College van Beroep voor het bedrijfsleven, 14-08-2018, ECLI:NL:CBB:2018:400, 17/913 en 17/1426
College van Beroep voor het bedrijfsleven, 14-08-2018, ECLI:NL:CBB:2018:400, 17/913 en 17/1426
Gegevens
- Instantie
- College van Beroep voor het bedrijfsleven
- Datum uitspraak
- 14 augustus 2018
- Datum publicatie
- 14 augustus 2018
- Annotator
- ECLI
- ECLI:NL:CBB:2018:400
- Formele relaties
- Eerste aanleg: ECLI:NL:RBROT:2017:3061, Overig
- Zaaknummer
- 17/913 en 17/1426
Inhoudsindicatie
Hoger beroep. Boete wegens feitelijk leidinggeven aan overtreding van artikel 5:25i, tweede lid en artikel 5:58, eerste lid, aanhef en onder d van de Wet financieel toezicht. Informatie als bedoeld in artikel 5:53 van de Wet financieel toezicht (koersgevoelige informatie) niet volledig openbaar gemaakt.
Uitspraak
uitspraak
zaaknummers: 17/913 en 17/1426
22310
uitspraak van de meervoudige kamer van 14 augustus 2018 op de hoger beroepen van:
(gemachtigden: mr. A.J. Boorsma, mr. M.B.C. Kloppenburg en mr. M.L. Batting)
en
tegen de uitspraak van de rechtbank Rotterdam van 24 april 2017, kenmerk ROT 16/4470 en ROT 16/4471
Procesverloop in hoger beroep
AFM heeft hoger beroep ingesteld tegen de uitspraak van de rechtbank Rotterdam (rechtbank) van 24 april 2017 (ECLI:NL:RBROT:2017:3061) (de aangevallen uitspraak).

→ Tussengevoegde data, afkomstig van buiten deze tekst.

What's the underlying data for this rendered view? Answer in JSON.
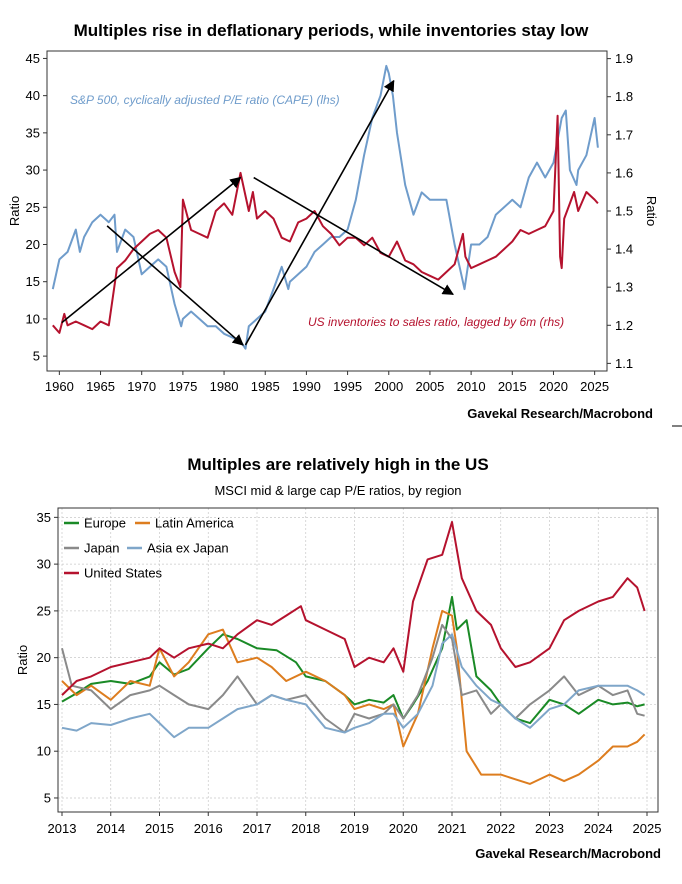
{
  "colors": {
    "blue": "#6f9ccb",
    "red": "#b5122e",
    "green": "#1a8a26",
    "orange": "#dd7d1f",
    "gray": "#8a8a8a",
    "ltblue": "#7fa6c9",
    "grid": "#c9c9c9"
  },
  "chart_data": [
    {
      "type": "line",
      "title": "Multiples rise in deflationary periods, while inventories stay low",
      "source": "Gavekal Research/Macrobond",
      "ylabel_left": "Ratio",
      "ylabel_right": "Ratio",
      "ylim_left": [
        3,
        46
      ],
      "ylim_right": [
        1.08,
        1.92
      ],
      "xlim": [
        1958.5,
        2026.5
      ],
      "xticks": [
        "1960",
        "1965",
        "1970",
        "1975",
        "1980",
        "1985",
        "1990",
        "1995",
        "2000",
        "2005",
        "2010",
        "2015",
        "2020",
        "2025"
      ],
      "yticks_left": [
        "5",
        "10",
        "15",
        "20",
        "25",
        "30",
        "35",
        "40",
        "45"
      ],
      "yticks_right": [
        "1.1",
        "1.2",
        "1.3",
        "1.4",
        "1.5",
        "1.6",
        "1.7",
        "1.8",
        "1.9"
      ],
      "annotations": {
        "cape": "S&P 500, cyclically adjusted P/E ratio (CAPE) (lhs)",
        "inv": "US inventories to sales ratio, lagged by 6m (rhs)"
      },
      "series": [
        {
          "name": "S&P 500, cyclically adjusted P/E ratio (CAPE) (lhs)",
          "axis": "left",
          "color": "blue",
          "x": [
            1959.2,
            1960,
            1961,
            1962,
            1962.5,
            1963,
            1964,
            1965,
            1966,
            1966.7,
            1967,
            1968,
            1969,
            1970,
            1971,
            1972,
            1973,
            1974,
            1974.8,
            1975,
            1976,
            1977,
            1978,
            1979,
            1980,
            1981,
            1982,
            1982.6,
            1983,
            1984,
            1985,
            1986,
            1987,
            1987.8,
            1988,
            1989,
            1990,
            1991,
            1992,
            1993,
            1994,
            1995,
            1996,
            1997,
            1998,
            1999,
            1999.7,
            2000,
            2000.5,
            2001,
            2002,
            2003,
            2004,
            2005,
            2006,
            2007,
            2008,
            2009,
            2009.2,
            2010,
            2011,
            2012,
            2013,
            2014,
            2015,
            2016,
            2017,
            2018,
            2019,
            2020,
            2021,
            2021.5,
            2022,
            2022.8,
            2023,
            2024,
            2025,
            2025.4
          ],
          "values": [
            14,
            18,
            19,
            22,
            19,
            21,
            23,
            24,
            23,
            24,
            19,
            22,
            21,
            16,
            17,
            18,
            17,
            12,
            9,
            10,
            11,
            10,
            9,
            9,
            8,
            7.5,
            7,
            6,
            9,
            10,
            11,
            14,
            17,
            14,
            15,
            16,
            17,
            19,
            20,
            21,
            21,
            22,
            26,
            32,
            37,
            40,
            44,
            43,
            40,
            35,
            28,
            24,
            27,
            26,
            26,
            26,
            20,
            15,
            14,
            20,
            20,
            21,
            24,
            25,
            26,
            25,
            29,
            31,
            29,
            31,
            37,
            38,
            30,
            28,
            30,
            32,
            37,
            33
          ]
        },
        {
          "name": "US inventories to sales ratio, lagged by 6m (rhs)",
          "axis": "right",
          "color": "red",
          "x": [
            1959.2,
            1960,
            1960.6,
            1961,
            1962,
            1963,
            1964,
            1965,
            1966,
            1967,
            1968,
            1969,
            1970,
            1971,
            1972,
            1973,
            1974,
            1974.7,
            1975,
            1976,
            1977,
            1978,
            1979,
            1980,
            1981,
            1982,
            1983,
            1983.5,
            1984,
            1985,
            1986,
            1987,
            1988,
            1989,
            1990,
            1991,
            1992,
            1993,
            1994,
            1995,
            1996,
            1997,
            1998,
            1999,
            2000,
            2001,
            2002,
            2003,
            2004,
            2005,
            2006,
            2007,
            2008,
            2009,
            2009.3,
            2010,
            2011,
            2012,
            2013,
            2014,
            2015,
            2016,
            2017,
            2018,
            2019,
            2020,
            2020.5,
            2020.8,
            2021,
            2021.3,
            2022,
            2022.5,
            2023,
            2024,
            2025,
            2025.4
          ],
          "values": [
            1.2,
            1.18,
            1.23,
            1.2,
            1.21,
            1.2,
            1.19,
            1.21,
            1.2,
            1.35,
            1.37,
            1.4,
            1.42,
            1.44,
            1.45,
            1.43,
            1.34,
            1.3,
            1.53,
            1.45,
            1.44,
            1.43,
            1.5,
            1.52,
            1.49,
            1.6,
            1.5,
            1.55,
            1.48,
            1.5,
            1.48,
            1.43,
            1.42,
            1.47,
            1.48,
            1.5,
            1.46,
            1.44,
            1.41,
            1.43,
            1.43,
            1.41,
            1.43,
            1.39,
            1.38,
            1.42,
            1.37,
            1.36,
            1.34,
            1.33,
            1.32,
            1.34,
            1.36,
            1.44,
            1.38,
            1.35,
            1.36,
            1.37,
            1.38,
            1.4,
            1.42,
            1.45,
            1.44,
            1.45,
            1.46,
            1.5,
            1.75,
            1.38,
            1.35,
            1.48,
            1.52,
            1.55,
            1.5,
            1.55,
            1.53,
            1.52
          ]
        }
      ],
      "arrows": [
        {
          "from": [
            1960.3,
            9.5
          ],
          "to": [
            1982,
            29
          ]
        },
        {
          "from": [
            1965.8,
            22.5
          ],
          "to": [
            1982.3,
            6.5
          ]
        },
        {
          "from": [
            1982.6,
            6.5
          ],
          "to": [
            2000.6,
            42
          ]
        },
        {
          "from": [
            1983.6,
            29
          ],
          "to": [
            2007.8,
            13.3
          ]
        }
      ]
    },
    {
      "type": "line",
      "title": "Multiples are relatively high in the US",
      "subtitle": "MSCI mid & large cap P/E ratios, by region",
      "source": "Gavekal Research/Macrobond",
      "ylabel": "Ratio",
      "ylim": [
        3.5,
        36
      ],
      "xlim": [
        2013,
        2025
      ],
      "xticks": [
        "2013",
        "2014",
        "2015",
        "2016",
        "2017",
        "2018",
        "2019",
        "2020",
        "2021",
        "2022",
        "2023",
        "2024",
        "2025"
      ],
      "yticks": [
        "5",
        "10",
        "15",
        "20",
        "25",
        "30",
        "35"
      ],
      "legend": [
        "Europe",
        "Latin America",
        "Japan",
        "Asia ex Japan",
        "United States"
      ],
      "series": [
        {
          "name": "Europe",
          "color": "green",
          "x": [
            2013,
            2013.3,
            2013.6,
            2014,
            2014.4,
            2014.8,
            2015,
            2015.3,
            2015.6,
            2016,
            2016.3,
            2016.6,
            2017,
            2017.4,
            2017.8,
            2018,
            2018.4,
            2018.8,
            2019,
            2019.3,
            2019.6,
            2019.8,
            2020,
            2020.2,
            2020.5,
            2020.8,
            2021,
            2021.1,
            2021.3,
            2021.5,
            2021.8,
            2022,
            2022.3,
            2022.6,
            2023,
            2023.3,
            2023.6,
            2024,
            2024.3,
            2024.6,
            2024.8,
            2024.95
          ],
          "values": [
            15.3,
            16.2,
            17.2,
            17.5,
            17.2,
            18.0,
            19.5,
            18.2,
            18.8,
            21.0,
            22.5,
            22.0,
            21.0,
            20.8,
            19.5,
            18.0,
            17.5,
            16.0,
            15.0,
            15.5,
            15.2,
            16.0,
            13.5,
            15.0,
            17.5,
            21.0,
            26.5,
            23.0,
            24.0,
            18.0,
            16.5,
            15.0,
            13.5,
            13.0,
            15.5,
            15.0,
            14.0,
            15.5,
            15.0,
            15.2,
            14.8,
            15.0
          ]
        },
        {
          "name": "Latin America",
          "color": "orange",
          "x": [
            2013,
            2013.3,
            2013.6,
            2014,
            2014.4,
            2014.8,
            2015,
            2015.3,
            2015.6,
            2016,
            2016.3,
            2016.6,
            2017,
            2017.3,
            2017.6,
            2018,
            2018.4,
            2018.8,
            2019,
            2019.3,
            2019.6,
            2019.8,
            2020,
            2020.3,
            2020.6,
            2020.8,
            2021,
            2021.1,
            2021.3,
            2021.6,
            2022,
            2022.3,
            2022.6,
            2023,
            2023.3,
            2023.6,
            2024,
            2024.3,
            2024.6,
            2024.8,
            2024.95
          ],
          "values": [
            17.5,
            16.0,
            17.0,
            15.5,
            17.5,
            17.0,
            21.0,
            18.0,
            19.5,
            22.5,
            23.0,
            19.5,
            20.0,
            19.0,
            17.5,
            18.5,
            17.5,
            16.0,
            14.5,
            15.0,
            14.5,
            15.0,
            10.5,
            14.0,
            21.0,
            25.0,
            24.5,
            21.0,
            10.0,
            7.5,
            7.5,
            7.0,
            6.5,
            7.5,
            6.8,
            7.5,
            9.0,
            10.5,
            10.5,
            11.0,
            11.8
          ]
        },
        {
          "name": "Japan",
          "color": "gray",
          "x": [
            2013,
            2013.2,
            2013.6,
            2014,
            2014.4,
            2014.8,
            2015,
            2015.3,
            2015.6,
            2016,
            2016.3,
            2016.6,
            2017,
            2017.3,
            2017.6,
            2018,
            2018.4,
            2018.8,
            2019,
            2019.3,
            2019.6,
            2019.8,
            2020,
            2020.3,
            2020.6,
            2020.8,
            2021,
            2021.2,
            2021.5,
            2021.8,
            2022,
            2022.3,
            2022.6,
            2023,
            2023.3,
            2023.6,
            2024,
            2024.3,
            2024.6,
            2024.8,
            2024.95
          ],
          "values": [
            21.0,
            17.0,
            16.5,
            14.5,
            16.0,
            16.5,
            17.0,
            16.0,
            15.0,
            14.5,
            16.0,
            18.0,
            15.0,
            16.0,
            15.5,
            16.0,
            13.5,
            12.0,
            14.0,
            13.5,
            14.0,
            15.0,
            13.5,
            16.0,
            20.0,
            23.5,
            22.0,
            16.0,
            16.5,
            14.0,
            15.0,
            13.5,
            15.0,
            16.5,
            18.0,
            16.0,
            17.0,
            16.0,
            16.5,
            14.0,
            13.8
          ]
        },
        {
          "name": "Asia ex Japan",
          "color": "ltblue",
          "x": [
            2013,
            2013.3,
            2013.6,
            2014,
            2014.4,
            2014.8,
            2015,
            2015.3,
            2015.6,
            2016,
            2016.3,
            2016.6,
            2017,
            2017.3,
            2017.6,
            2018,
            2018.4,
            2018.8,
            2019,
            2019.3,
            2019.6,
            2019.8,
            2020,
            2020.3,
            2020.6,
            2020.8,
            2021,
            2021.2,
            2021.5,
            2021.8,
            2022,
            2022.3,
            2022.6,
            2023,
            2023.3,
            2023.6,
            2024,
            2024.3,
            2024.6,
            2024.8,
            2024.95
          ],
          "values": [
            12.5,
            12.2,
            13.0,
            12.8,
            13.5,
            14.0,
            13.0,
            11.5,
            12.5,
            12.5,
            13.5,
            14.5,
            15.0,
            16.0,
            15.5,
            15.0,
            12.5,
            12.0,
            12.5,
            13.0,
            14.0,
            14.0,
            12.5,
            14.0,
            17.0,
            21.5,
            22.5,
            19.0,
            17.0,
            15.5,
            15.0,
            13.5,
            12.5,
            14.5,
            15.0,
            16.5,
            17.0,
            17.0,
            17.0,
            16.5,
            16.0
          ]
        },
        {
          "name": "United States",
          "color": "red",
          "x": [
            2013,
            2013.3,
            2013.6,
            2014,
            2014.4,
            2014.8,
            2015,
            2015.3,
            2015.6,
            2016,
            2016.3,
            2016.6,
            2017,
            2017.3,
            2017.6,
            2017.9,
            2018,
            2018.4,
            2018.8,
            2019,
            2019.3,
            2019.6,
            2019.8,
            2020,
            2020.2,
            2020.5,
            2020.8,
            2021,
            2021.2,
            2021.5,
            2021.8,
            2022,
            2022.3,
            2022.6,
            2023,
            2023.3,
            2023.6,
            2024,
            2024.3,
            2024.6,
            2024.8,
            2024.95
          ],
          "values": [
            16.0,
            17.5,
            18.0,
            19.0,
            19.5,
            20.0,
            21.0,
            20.0,
            21.0,
            21.5,
            21.0,
            22.5,
            24.0,
            23.5,
            24.5,
            25.5,
            24.0,
            23.0,
            22.0,
            19.0,
            20.0,
            19.5,
            21.0,
            18.5,
            26.0,
            30.5,
            31.0,
            34.5,
            28.5,
            25.0,
            23.5,
            21.0,
            19.0,
            19.5,
            21.0,
            24.0,
            25.0,
            26.0,
            26.5,
            28.5,
            27.5,
            25.0
          ]
        }
      ]
    }
  ]
}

[naam 1] heeft incidenteel hoger beroep ingesteld tegen de aangevallen uitspraak.
Partijen hebben een reactie op elkaars hogerberoepschriften ingediend.

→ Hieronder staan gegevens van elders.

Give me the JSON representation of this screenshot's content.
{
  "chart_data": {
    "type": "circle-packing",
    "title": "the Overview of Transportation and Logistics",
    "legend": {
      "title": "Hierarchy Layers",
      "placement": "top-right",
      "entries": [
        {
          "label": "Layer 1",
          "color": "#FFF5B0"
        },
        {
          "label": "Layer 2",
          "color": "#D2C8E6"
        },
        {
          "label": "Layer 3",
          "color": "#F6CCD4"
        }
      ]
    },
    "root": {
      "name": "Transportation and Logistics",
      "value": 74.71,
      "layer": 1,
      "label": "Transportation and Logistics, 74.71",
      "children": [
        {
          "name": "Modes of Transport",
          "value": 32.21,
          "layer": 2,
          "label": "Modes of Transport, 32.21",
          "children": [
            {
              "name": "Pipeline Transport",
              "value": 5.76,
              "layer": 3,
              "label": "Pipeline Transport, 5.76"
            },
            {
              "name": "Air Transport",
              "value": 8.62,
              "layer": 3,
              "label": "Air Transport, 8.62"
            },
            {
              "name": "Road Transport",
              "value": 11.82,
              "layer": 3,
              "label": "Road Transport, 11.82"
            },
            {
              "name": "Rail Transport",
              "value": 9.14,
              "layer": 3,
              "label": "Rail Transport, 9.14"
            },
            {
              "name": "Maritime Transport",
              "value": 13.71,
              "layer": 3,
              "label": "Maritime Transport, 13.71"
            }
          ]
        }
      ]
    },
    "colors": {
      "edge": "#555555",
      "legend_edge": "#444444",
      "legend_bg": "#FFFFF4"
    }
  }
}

Het onderzoek ter zitting heeft plaatsgevonden op 13 april 2018. AFM heeft zich laten vertegenwoordigen door mrs. Boorsma en Kloppenburg. [naam 1] is in persoon verschenen, bijgestaan door zijn gemachtigde.
Grondslag van het geschil
Voor een uitgebreide weergave van het verloop van de procedure, het wettelijk kader en de in dit geding van belang zijnde feiten en omstandigheden, voor zover niet bestreden, wordt verwezen naar de aangevallen uitspraak. Het College volstaat met het volgende.

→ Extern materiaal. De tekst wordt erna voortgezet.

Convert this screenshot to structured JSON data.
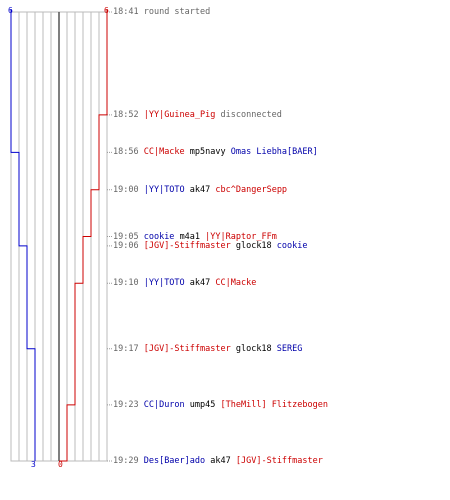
{
  "chart_data": {
    "type": "line",
    "scores": {
      "blue_start": 6,
      "red_start": 6,
      "blue_end": 3,
      "red_end": 0
    },
    "colors": {
      "blue": "#0000cc",
      "red": "#cc0000",
      "grid": "#bbbbbb",
      "center": "#555555",
      "tick": "#999999",
      "timestamp": "#666666",
      "event": "#666666"
    },
    "events": [
      {
        "time": "18:41",
        "attacker": "",
        "attacker_team": "",
        "weapon": "",
        "victim": "",
        "victim_team": "",
        "text": "round started",
        "blue": 6,
        "red": 6
      },
      {
        "time": "18:52",
        "attacker": "|YY|Guinea_Pig",
        "attacker_team": "red",
        "weapon": "",
        "victim": "",
        "victim_team": "",
        "text": "disconnected",
        "blue": 6,
        "red": 5
      },
      {
        "time": "18:56",
        "attacker": "CC|Macke",
        "attacker_team": "red",
        "weapon": "mp5navy",
        "victim": "Omas Liebha[BAER]",
        "victim_team": "blue",
        "text": "",
        "blue": 5,
        "red": 5
      },
      {
        "time": "19:00",
        "attacker": "|YY|TOTO",
        "attacker_team": "blue",
        "weapon": "ak47",
        "victim": "cbc^DangerSepp",
        "victim_team": "red",
        "text": "",
        "blue": 5,
        "red": 4
      },
      {
        "time": "19:05",
        "attacker": "cookie",
        "attacker_team": "blue",
        "weapon": "m4a1",
        "victim": "|YY|Raptor_FFm",
        "victim_team": "red",
        "text": "",
        "blue": 5,
        "red": 3
      },
      {
        "time": "19:06",
        "attacker": "[JGV]-Stiffmaster",
        "attacker_team": "red",
        "weapon": "glock18",
        "victim": "cookie",
        "victim_team": "blue",
        "text": "",
        "blue": 4,
        "red": 3
      },
      {
        "time": "19:10",
        "attacker": "|YY|TOTO",
        "attacker_team": "blue",
        "weapon": "ak47",
        "victim": "CC|Macke",
        "victim_team": "red",
        "text": "",
        "blue": 4,
        "red": 2
      },
      {
        "time": "19:17",
        "attacker": "[JGV]-Stiffmaster",
        "attacker_team": "red",
        "weapon": "glock18",
        "victim": "SEREG",
        "victim_team": "blue",
        "text": "",
        "blue": 3,
        "red": 2
      },
      {
        "time": "19:23",
        "attacker": "CC|Duron",
        "attacker_team": "blue",
        "weapon": "ump45",
        "victim": "[TheMill] Flitzebogen",
        "victim_team": "red",
        "text": "",
        "blue": 3,
        "red": 1
      },
      {
        "time": "19:29",
        "attacker": "Des[Baer]ado",
        "attacker_team": "blue",
        "weapon": "ak47",
        "victim": "[JGV]-Stiffmaster",
        "victim_team": "red",
        "text": "",
        "blue": 3,
        "red": 0
      }
    ]
  }
}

[naam 1] was in 2012 CEO van Royal Imtech N.V. (Imtech), een technische dienstverlener die actief was in meerdere landen. Imtech bestond uit meerdere divisies, waaronder Imtech Duitsland en Imtech Polen. De aandelen waren genoteerd aan de beurs in Amsterdam.
Op 20 juli 2011 heeft Imtech Polen een overeenkomst gesloten voor technische diensten in het kader van de oprichting van een thema- en avonturenpark (verder: het themapark) in de nabijheid van Warschau. Aansluitend daarop heeft Imtech in 2011 en 2012 nog enkele contracten gesloten met betrekking tot het themapark. Imtech heeft hierover diverse persberichten naar buiten gebracht.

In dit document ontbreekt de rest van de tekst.